El alma de esta película, por supuesto, está en la formidable interpretación, desde la contención más profunda, del actor protagonista, Kôji Yakusho, el cual nos ofrece un recital de sutiles miradas, silencios prolongados y ademanes que revisten de significado cada una de sus acciones. La dirección de Wenders es igualmente sobria, despojada de toda superfluidad técnica. No busca llamar la atención, sino más bien, nuevamente, ponerse al servicio de la historia que desea contar. Las imágenes fluyen sottovoce, evocando la flemática parsimonia de Yasujiro Ozu en la disección de los actos más cotidianos, deleitándose en la vaporosa danza de lo cotidiano.   

 


Dentro de su condición de obra menor, “Perfect Days” deviene una gratificante sorpresa que nos devuelve algo del Wim Wenders de tiempos pretéritos.

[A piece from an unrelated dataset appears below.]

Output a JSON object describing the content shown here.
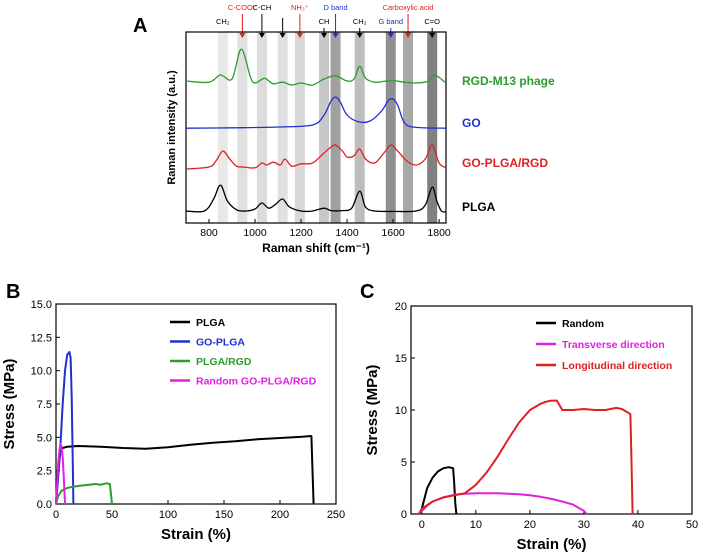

En sus evidentes imperfecciones (algunos problemas de ritmo, especialmente en la primera mitad de la película, algunos personajes secundarios tan intrascendentes como irritantes) se encuentra y se redime a sí misma para erigirse en una de las propuestas más optimistas y vitalistas de los últimos tiempos; no podría ser de otra manera, despidiéndose como lo hace al compás del “Feeling Good” de Nina Simone, aunque es el momento dedicado a ese mítico tema de The Animals, “The House of the Rising Sun”, el que perdura musicalmente en mi memoria una vez que termino de ver el filme.